THE renewables manufacturer run from Canada seen as a key part of the future of Scotland's wind farm revolution is being put into administration. 

It comes after the Scottish Government did a u-turn in backing struggling Burntisland Fabrications (BiFab) which had been believed to be on the brink of financial collapse.

The GMB and Unite Scotland unions said the part Scottish Government-owned BiFab's fall into insolvency "exposes the myth" of Scotland's renewables revolution.

The Scottish Government felt that providing key support for the ailing steel fabrications company at the centre of a wind farm jobs row would be seen as illegal state aid under European Union regulations.

Canadian firm JV Driver, through its subsidiary company DF Barnes, took total control of BiFab, which has yards in Methil and Burntisland in Fife and Lewis,  for just £1 two years ago.

The ministers' support came by way of a commitment to effectively underwrite a contract to have a part in the the £2 billion Neart Na Gaoithe (NnG) offshore wind farm project in the Firth of Forth to the tune of £30m.

Scottish Government sources revealed that a re-evaluation came after BiFab in September failed to win any work on Scotland’s largest offshore wind farm, the multi-billion pound Seagreen project, located just a few miles from its yards in Burntisland and Methil in Fife.

The yards had been operating on a skeleton 30 staff - with zero contracts but at its height employed hundreds.

A company spokesman said: “BiFab can confirm that the board has agreed to place the company in administration following the Scottish Government’s decision to remove contract assurances.

"The company has worked tirelessly to bring jobs into Fife and Lewis with some success. However the absence of supply chain protections in Scotland and the wider UK have consistently undermined our ability to compete with Government owned and Government supported yards outside and inside the European Union.

"We would urge the Scottish and UK Governments to address these structural challenges as a matter of urgency in order to ensure that the benefits of offshore renewables are shared more widely with communities across the country.”

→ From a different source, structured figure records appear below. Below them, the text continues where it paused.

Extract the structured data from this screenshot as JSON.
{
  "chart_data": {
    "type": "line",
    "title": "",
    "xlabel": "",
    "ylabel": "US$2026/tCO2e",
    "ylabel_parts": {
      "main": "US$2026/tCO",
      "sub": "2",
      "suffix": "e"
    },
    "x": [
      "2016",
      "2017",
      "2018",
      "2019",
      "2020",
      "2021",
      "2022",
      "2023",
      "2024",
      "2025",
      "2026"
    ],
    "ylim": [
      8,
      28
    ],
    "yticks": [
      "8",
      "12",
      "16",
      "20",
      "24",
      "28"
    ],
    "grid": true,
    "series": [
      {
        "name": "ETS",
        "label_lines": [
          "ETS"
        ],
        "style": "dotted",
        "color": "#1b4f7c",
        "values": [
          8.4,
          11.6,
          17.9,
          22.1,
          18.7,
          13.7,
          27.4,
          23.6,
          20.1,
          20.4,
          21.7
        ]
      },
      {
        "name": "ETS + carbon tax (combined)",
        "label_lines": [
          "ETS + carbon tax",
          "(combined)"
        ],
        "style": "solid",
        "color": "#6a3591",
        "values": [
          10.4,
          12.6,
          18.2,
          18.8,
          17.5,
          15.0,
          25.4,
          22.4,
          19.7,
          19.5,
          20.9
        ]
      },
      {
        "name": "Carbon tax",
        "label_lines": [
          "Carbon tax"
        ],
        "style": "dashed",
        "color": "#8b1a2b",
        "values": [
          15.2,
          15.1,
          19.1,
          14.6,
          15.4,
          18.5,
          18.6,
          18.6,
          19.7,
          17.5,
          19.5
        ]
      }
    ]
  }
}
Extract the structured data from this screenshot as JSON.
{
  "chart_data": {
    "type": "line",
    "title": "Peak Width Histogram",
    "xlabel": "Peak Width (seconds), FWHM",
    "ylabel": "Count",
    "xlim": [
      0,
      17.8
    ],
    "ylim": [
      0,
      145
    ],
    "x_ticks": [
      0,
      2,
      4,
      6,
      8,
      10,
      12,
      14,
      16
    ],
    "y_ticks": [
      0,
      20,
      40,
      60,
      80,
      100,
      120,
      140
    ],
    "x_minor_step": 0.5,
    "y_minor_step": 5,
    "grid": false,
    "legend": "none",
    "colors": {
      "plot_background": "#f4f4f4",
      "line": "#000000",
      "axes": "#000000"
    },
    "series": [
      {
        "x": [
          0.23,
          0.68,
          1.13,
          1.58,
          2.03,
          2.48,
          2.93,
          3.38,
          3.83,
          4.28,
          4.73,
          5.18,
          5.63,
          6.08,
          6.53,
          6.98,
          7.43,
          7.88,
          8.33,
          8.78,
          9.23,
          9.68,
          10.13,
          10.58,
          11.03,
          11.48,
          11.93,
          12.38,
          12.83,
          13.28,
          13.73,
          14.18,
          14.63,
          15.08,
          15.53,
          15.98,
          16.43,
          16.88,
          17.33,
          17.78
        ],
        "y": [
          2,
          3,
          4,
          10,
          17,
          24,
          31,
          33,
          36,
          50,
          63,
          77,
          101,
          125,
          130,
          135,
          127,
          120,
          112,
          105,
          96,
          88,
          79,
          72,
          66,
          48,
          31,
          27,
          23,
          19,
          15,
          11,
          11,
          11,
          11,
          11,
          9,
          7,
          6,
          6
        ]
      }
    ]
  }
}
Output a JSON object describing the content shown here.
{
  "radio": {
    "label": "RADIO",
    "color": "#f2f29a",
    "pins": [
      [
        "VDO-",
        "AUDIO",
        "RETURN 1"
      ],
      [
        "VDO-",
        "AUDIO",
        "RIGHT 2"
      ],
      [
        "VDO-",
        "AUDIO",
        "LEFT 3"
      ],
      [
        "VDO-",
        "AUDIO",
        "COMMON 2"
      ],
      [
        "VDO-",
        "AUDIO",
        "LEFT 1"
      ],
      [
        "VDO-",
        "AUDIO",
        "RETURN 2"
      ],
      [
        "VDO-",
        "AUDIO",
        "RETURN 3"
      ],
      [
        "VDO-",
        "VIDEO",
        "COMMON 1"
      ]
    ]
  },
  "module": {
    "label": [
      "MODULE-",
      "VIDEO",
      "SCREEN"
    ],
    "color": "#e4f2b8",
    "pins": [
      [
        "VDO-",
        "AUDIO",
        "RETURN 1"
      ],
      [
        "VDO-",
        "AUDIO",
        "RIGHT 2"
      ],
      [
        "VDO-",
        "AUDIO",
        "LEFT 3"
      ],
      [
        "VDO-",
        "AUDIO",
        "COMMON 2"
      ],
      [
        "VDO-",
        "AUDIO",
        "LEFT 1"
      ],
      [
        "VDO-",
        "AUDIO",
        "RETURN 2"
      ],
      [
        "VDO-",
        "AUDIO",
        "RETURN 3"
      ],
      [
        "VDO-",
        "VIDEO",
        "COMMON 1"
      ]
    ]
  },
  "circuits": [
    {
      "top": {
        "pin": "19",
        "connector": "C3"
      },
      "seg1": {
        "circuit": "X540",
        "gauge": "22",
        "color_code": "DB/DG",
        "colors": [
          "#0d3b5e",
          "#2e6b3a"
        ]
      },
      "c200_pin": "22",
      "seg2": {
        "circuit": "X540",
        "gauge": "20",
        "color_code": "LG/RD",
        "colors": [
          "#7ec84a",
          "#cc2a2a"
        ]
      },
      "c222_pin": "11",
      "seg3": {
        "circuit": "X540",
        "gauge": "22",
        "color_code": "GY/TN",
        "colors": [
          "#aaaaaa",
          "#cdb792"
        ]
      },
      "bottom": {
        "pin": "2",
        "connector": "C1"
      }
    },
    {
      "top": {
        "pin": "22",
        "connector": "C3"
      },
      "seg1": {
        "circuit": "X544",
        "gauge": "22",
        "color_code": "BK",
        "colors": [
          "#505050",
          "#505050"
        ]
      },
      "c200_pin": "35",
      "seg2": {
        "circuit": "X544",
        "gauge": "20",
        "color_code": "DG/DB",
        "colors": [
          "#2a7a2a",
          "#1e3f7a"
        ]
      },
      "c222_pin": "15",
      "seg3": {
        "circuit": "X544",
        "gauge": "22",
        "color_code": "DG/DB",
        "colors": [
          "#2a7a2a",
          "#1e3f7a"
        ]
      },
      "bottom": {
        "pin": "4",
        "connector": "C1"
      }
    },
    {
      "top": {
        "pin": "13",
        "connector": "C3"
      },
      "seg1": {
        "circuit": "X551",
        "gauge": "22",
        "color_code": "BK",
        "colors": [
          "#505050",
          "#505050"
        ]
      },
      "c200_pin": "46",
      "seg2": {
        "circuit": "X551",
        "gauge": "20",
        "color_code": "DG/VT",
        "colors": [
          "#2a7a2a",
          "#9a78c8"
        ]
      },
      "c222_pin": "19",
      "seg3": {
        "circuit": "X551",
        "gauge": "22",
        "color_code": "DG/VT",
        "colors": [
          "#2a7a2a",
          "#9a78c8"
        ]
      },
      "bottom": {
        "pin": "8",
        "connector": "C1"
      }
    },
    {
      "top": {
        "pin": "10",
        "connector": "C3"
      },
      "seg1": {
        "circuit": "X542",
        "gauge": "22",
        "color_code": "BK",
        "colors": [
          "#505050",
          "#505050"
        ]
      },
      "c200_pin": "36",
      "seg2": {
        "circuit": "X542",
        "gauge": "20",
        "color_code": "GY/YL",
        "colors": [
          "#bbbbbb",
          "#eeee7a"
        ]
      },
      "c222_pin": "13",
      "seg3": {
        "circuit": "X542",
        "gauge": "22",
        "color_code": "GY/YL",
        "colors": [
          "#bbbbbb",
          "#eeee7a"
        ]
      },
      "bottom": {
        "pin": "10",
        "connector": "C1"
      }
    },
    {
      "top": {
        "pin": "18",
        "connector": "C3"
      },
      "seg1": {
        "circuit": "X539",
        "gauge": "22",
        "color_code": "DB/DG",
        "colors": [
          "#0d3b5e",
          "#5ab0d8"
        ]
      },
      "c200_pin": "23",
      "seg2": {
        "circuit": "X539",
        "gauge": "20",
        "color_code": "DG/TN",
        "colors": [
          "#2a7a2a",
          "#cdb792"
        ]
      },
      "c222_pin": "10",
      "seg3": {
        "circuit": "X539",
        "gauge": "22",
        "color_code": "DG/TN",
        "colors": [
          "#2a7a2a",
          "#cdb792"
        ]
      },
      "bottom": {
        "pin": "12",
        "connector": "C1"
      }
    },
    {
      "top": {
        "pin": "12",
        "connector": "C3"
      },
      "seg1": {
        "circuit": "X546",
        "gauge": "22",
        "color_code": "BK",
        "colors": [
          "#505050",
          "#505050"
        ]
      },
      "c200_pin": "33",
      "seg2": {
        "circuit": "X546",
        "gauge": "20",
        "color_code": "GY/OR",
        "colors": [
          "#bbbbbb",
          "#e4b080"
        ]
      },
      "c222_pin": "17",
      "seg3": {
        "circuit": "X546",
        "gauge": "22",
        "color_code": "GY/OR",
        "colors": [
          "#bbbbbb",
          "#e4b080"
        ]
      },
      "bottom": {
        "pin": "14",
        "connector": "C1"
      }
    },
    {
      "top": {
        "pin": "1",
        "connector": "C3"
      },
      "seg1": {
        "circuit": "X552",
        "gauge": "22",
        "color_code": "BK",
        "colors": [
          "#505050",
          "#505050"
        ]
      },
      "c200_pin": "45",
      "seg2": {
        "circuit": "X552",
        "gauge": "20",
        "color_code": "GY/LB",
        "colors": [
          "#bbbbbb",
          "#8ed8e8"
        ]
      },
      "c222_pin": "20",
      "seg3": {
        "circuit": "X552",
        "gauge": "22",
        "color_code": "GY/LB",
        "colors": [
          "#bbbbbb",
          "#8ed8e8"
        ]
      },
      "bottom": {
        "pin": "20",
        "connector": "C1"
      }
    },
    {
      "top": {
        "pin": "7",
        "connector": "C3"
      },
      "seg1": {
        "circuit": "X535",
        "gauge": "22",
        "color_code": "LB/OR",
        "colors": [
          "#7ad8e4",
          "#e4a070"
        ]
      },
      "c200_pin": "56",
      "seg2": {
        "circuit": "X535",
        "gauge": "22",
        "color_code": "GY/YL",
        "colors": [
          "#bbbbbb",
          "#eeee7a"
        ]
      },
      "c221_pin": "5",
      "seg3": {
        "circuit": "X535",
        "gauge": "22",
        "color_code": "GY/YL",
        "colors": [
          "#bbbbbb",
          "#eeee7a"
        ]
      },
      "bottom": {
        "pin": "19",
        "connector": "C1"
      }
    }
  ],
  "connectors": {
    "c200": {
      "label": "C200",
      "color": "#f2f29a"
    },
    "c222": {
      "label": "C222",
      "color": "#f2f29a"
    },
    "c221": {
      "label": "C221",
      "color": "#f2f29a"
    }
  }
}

The Scottish Government's forecast of a jobs bonanza from the offshore wind farm revolution have previously been described as  "a pipe dream" as it emerged it has created just 6% of the 28,000 direct jobs predicted by this year.

Joint trade union secretaries Gary Smith and Pat Rafferty said: “The workers and communities dependent on these yards have fought so hard for a future and everyone was hoping that 2021 would finally be the turning point.

“Shamefully the Scottish Government has buried these hopes just in time for Christmas and they have worked together with UK Government in doing so."

They added: "BiFab’s administration exposes the myth of Scotland’s renewables revolution as well as a decade of political hypocrisy and failure, in Scotland and the rest of the UK.

“A decade on from the promise of a ‘Saudi Arabia of renewables’ and 28,000 full time jobs in offshore wind manufacturing, we’ve been left with industrial ruins in Fife and Lewis."

The Scottish Government's low carbon strategy published in 2010 described the large scale development of offshore wind as representing the "biggest opportunity for sustainable economic growth in Scotland for a generation" with Scotland having an estimated 25% of Europe's offshore wind potential. It said there was a potential for the creation of 28,000 direct jobs and £7.1 billion investment by 2020.